MedEthics: 5 kidneys are better than 1
I read this headline in the newspaper today: "Doctors pull off 5-way kidney transplant". Considering that kidney transplants are not cutting edge (and the only impressive part of the feat was the number of simultaneous transplants) I had to ask myself, why would anyone (in this case Johns Hopkins) consider this a good thing? Five simultaneous surgeries with five donors, five recipients, 12 surgeons, and 6 operating rooms. Seems like a recipe for disaster. Apparently the recipients had living donors who weren't matches and so by pooling resources (and one "altruistic donor") there was enough matches to swap kidneys.
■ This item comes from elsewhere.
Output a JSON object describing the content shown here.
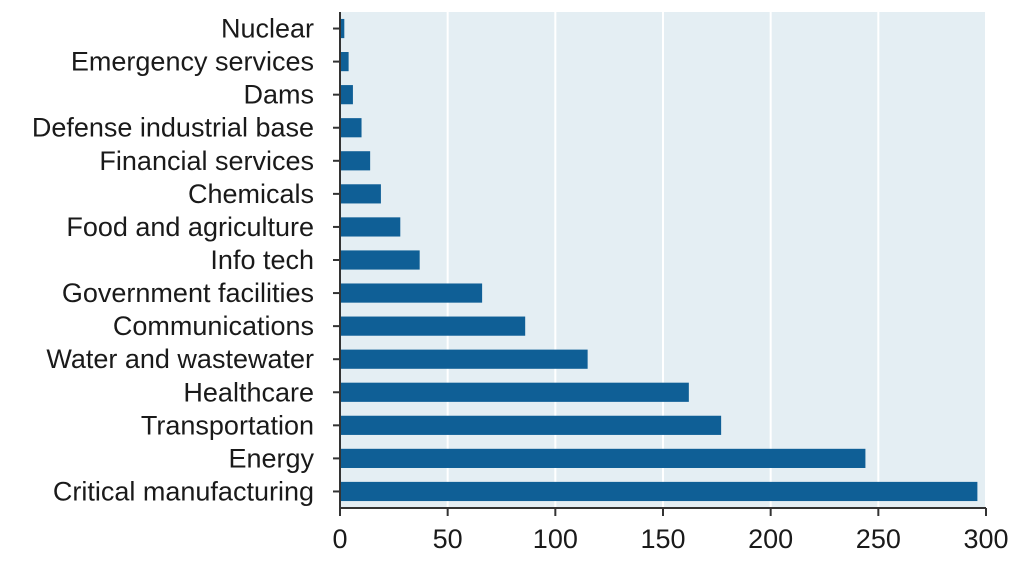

And the reason they did it simultaneously: "to prevent anyone from backing out later or in case someone fell ill." This seems horrible. That in order to get people to donate life, we have to put them in a dangerous situation, essentially a five way Mexican standoff (put the kidney down and nobody gets hurt) seems horrible. Welcome to the Guinness book of Medical records.
1 comment:
You totally miss my point. Under your logic, if the hospital had decided to blindfold the doctors and make them do the surgery with one arm tied behind their back that would also be fine because in the end a transplant is a transplant. My concern, is that performing them simultaneously needlessly increases the risk and spreads resources thin. It might not have been as publicized, but five transplants in five days would have been safer and better for the patients.